Der weltgrößte Kosmetik-Konzern L'Oreal hat im vergangenen Jahr einen Gewinnsprung gemacht und die Analystenerwartungen leicht übertroffen. Die Franzosen führen dies unter anderem auf eine strikte Kostenkontrolle zurück, aber auch ein Umsatzwachstum außerhalb Westeuropas habe dazu beigetragen.

HB PARIS. Das Betriebsergebnis sei um 8,5 Prozent auf 2,27 Milliarden Euro gestiegen, teilte der Hersteller von „Ambre Solaire“-Sonnenmilch und „Lancome“-Lippenstiften am Donnerstag mit. Befragte Analysten hatten im Schnitt mit 2,25 Milliarden Euro gerechnet. Im Jahr 2004 hatte der operative Gewinn 2,09 Milliarden Euro betragen. Der Gewinn pro Aktie sei um 13,5 Prozent auf 2,60 Euro gestiegen von 2,29 Euro ein Jahr zuvor. Hier hatten Analysten im Schnitt 2,56 Euro erwartet. Die Umsatzrendite verbesserte sich auf 15,6 Prozent von 15,3 Prozent im Jahr 2004.

Die Geschäftszahlen berücksichtigen die Anpassung an neue internationale Bilanzierungsregeln. Nicht eingerechnet ist ein Buchgewinn in Höhe von 2,9 Milliarden Euro aus dem Jahr 2004, der aus dem zehnprozentigen Anteil von L'Oreal am Pharmaunternehmen Sanofi-Aventis entstand.

Auch für 2006 zeigte sich der Konzern optimistisch.
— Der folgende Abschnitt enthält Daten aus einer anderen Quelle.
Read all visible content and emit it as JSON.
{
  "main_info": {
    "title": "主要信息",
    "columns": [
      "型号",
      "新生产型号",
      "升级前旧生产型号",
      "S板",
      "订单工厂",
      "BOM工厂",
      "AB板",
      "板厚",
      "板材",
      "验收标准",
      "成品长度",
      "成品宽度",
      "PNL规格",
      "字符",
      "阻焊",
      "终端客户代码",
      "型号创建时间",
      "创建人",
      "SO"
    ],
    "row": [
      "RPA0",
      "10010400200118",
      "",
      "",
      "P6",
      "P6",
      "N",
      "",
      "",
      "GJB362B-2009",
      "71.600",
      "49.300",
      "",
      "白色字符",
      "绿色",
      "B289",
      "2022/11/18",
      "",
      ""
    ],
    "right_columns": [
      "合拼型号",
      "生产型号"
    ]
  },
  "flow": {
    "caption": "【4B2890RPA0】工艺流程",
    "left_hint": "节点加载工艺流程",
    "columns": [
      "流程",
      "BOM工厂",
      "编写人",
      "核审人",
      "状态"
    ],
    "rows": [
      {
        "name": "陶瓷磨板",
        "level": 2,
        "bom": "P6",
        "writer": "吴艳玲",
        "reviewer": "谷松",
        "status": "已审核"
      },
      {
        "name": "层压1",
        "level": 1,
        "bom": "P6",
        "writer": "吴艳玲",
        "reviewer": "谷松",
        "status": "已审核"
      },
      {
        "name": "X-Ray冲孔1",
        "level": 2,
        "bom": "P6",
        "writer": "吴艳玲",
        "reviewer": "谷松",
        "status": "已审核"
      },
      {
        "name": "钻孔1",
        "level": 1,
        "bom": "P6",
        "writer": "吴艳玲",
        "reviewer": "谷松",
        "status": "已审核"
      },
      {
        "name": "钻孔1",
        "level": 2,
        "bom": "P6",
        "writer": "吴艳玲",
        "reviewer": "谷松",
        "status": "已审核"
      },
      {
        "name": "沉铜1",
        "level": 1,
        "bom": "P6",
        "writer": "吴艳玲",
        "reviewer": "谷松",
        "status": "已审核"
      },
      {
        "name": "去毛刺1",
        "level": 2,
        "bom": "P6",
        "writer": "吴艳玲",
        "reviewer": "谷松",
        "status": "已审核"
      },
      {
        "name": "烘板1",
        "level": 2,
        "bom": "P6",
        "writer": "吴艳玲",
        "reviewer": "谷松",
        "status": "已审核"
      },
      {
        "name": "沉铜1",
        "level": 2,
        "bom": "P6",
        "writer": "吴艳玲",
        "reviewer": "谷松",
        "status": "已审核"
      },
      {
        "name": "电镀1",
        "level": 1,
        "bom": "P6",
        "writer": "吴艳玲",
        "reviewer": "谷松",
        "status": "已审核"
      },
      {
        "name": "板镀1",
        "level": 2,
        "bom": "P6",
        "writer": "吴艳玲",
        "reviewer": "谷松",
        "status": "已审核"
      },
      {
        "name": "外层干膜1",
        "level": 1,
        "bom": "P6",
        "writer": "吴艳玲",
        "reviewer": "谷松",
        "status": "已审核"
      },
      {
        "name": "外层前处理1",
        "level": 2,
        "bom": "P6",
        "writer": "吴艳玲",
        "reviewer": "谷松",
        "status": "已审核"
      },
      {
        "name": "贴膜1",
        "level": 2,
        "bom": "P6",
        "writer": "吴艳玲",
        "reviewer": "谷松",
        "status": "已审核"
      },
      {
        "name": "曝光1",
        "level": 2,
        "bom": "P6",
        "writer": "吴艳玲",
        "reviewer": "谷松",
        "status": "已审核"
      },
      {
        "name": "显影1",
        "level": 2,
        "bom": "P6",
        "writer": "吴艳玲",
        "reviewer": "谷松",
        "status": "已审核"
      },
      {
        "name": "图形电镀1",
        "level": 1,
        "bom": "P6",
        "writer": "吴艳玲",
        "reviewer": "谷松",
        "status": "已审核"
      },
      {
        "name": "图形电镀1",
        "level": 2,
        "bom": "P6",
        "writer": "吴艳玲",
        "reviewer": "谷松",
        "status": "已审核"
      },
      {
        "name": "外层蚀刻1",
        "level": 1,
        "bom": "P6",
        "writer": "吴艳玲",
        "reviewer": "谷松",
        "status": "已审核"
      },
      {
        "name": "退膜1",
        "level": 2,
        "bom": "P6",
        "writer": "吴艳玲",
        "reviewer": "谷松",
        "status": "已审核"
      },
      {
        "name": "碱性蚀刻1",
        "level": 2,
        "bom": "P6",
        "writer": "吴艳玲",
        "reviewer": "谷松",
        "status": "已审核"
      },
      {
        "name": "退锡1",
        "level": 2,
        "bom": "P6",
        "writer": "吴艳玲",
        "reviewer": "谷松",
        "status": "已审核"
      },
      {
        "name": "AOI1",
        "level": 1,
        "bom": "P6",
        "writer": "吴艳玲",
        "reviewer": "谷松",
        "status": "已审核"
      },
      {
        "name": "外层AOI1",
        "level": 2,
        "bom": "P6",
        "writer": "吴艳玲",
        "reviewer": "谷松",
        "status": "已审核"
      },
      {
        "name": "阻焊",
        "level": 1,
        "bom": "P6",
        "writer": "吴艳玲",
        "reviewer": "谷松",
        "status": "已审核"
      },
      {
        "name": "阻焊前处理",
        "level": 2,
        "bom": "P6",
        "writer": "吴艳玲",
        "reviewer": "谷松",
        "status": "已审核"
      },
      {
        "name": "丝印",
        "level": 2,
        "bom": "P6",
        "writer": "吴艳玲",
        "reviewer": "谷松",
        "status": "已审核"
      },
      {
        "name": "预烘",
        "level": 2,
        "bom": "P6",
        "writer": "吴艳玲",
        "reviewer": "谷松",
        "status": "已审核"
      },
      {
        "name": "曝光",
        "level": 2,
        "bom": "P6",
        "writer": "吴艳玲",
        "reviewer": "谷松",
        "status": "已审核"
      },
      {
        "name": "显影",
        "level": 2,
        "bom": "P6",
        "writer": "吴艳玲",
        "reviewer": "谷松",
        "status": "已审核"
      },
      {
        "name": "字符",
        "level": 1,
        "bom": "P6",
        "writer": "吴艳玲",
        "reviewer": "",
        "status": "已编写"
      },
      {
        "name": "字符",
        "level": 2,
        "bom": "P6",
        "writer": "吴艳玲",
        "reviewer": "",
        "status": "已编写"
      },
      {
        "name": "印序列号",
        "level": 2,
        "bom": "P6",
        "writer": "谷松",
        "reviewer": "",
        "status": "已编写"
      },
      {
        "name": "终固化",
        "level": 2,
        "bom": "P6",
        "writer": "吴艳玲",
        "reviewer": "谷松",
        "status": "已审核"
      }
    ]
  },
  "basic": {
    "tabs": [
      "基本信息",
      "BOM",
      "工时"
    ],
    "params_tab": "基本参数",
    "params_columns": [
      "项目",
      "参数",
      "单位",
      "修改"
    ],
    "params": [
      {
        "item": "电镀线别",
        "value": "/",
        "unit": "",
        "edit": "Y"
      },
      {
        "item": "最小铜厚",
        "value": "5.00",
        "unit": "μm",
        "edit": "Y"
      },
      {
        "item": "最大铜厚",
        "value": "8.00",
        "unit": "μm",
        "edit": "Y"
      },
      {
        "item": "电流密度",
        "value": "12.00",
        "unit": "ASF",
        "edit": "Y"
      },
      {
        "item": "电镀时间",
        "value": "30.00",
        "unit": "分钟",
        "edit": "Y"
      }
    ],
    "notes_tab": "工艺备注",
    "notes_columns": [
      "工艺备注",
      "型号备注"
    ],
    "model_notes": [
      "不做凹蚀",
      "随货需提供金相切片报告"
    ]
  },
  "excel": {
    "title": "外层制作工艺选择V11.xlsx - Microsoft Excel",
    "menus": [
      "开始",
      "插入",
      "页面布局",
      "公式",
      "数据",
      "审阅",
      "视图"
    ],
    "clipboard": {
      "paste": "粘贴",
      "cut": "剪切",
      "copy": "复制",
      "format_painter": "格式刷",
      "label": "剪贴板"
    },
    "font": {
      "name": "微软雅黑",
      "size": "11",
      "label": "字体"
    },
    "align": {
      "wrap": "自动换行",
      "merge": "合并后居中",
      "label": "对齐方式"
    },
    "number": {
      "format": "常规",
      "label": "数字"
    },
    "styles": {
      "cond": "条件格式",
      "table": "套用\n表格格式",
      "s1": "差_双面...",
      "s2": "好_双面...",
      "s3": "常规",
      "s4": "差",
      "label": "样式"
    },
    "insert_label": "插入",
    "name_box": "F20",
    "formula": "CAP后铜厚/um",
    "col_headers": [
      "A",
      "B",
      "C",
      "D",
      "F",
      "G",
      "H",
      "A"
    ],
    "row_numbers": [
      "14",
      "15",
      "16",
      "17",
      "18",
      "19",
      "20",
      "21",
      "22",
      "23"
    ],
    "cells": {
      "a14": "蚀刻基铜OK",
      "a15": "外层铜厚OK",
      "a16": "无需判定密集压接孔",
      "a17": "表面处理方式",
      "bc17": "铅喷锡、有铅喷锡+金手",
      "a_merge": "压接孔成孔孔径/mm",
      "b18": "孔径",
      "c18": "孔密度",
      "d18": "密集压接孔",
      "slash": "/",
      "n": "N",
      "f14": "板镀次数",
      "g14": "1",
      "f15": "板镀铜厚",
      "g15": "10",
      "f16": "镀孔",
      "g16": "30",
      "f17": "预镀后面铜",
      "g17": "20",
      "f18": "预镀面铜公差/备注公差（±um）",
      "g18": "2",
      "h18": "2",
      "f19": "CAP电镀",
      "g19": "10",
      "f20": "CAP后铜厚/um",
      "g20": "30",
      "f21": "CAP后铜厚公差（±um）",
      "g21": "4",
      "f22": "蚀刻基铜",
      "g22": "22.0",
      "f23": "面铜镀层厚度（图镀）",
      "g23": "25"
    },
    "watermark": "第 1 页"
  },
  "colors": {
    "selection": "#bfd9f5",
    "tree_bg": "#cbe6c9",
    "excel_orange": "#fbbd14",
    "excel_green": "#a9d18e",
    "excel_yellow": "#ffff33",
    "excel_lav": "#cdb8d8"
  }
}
Der internationale Markt sei derzeit sehr dynamisch, betonte Konzern-Chef Lindsay Owen-Jones. Die L'Oreal-Aktien legten an der Pariser Börse im frühen Handel zeitweise auf den höchsten Stand seit drei Jahren auf 70 Euro zu. Später notierte sie knapp ein Prozent im Plus bei 68,25 Euro.